Thorpie would have been sixty-one this year, which is not old by any stretch. His heart gave out just after 1:00am this morning after he suffered chest pains an hour or so earlier. He passed through the exit of this life quickly, and hopefully, painlessly, peacefully.
Born in 1946 in Blackpool, England, Thorpie immigrated to Australia with his parents in the mid-fifties. The family lived at Moorooka on Brisbane’s south side, where ten-year old William made his first performance on guitar, later appearing on television talent shows and alongside the likes of Johhny O’Keefe and Col Joye. Thorpie would admit that fate dealt him a hand and he played it to the hilt. Can you just imagine, a fresh-faced new band – Billy Thorpe and the Aztecs – drawing a bigger crowd at the Melbourne Myer Music Bowl on one night in 1964, than the Beatles drew in two?
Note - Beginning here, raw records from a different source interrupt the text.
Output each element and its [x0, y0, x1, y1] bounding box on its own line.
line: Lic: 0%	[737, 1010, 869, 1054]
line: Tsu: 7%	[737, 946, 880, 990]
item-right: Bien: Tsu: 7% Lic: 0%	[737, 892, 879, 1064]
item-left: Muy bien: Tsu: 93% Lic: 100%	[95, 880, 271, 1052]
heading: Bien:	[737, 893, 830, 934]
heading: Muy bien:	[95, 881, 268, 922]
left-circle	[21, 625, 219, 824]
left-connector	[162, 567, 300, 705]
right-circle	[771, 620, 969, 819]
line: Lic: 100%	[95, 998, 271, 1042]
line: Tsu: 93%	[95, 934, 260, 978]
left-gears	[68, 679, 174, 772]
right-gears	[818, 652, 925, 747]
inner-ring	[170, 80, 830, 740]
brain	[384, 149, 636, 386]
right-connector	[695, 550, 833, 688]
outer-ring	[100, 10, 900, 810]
Such was the power of the music.
Sadly, Bannerman was too young for Sunbury, in 1972. At fifteen years of age, one simply wasn’t permitted to attend the Australian Woodstock and rub shoulders with the wild and inebriated while those on stage exhorted the crowds to "Suck More Piss!". He really does wish, at times, that he’d been born just a few years earlier than he was.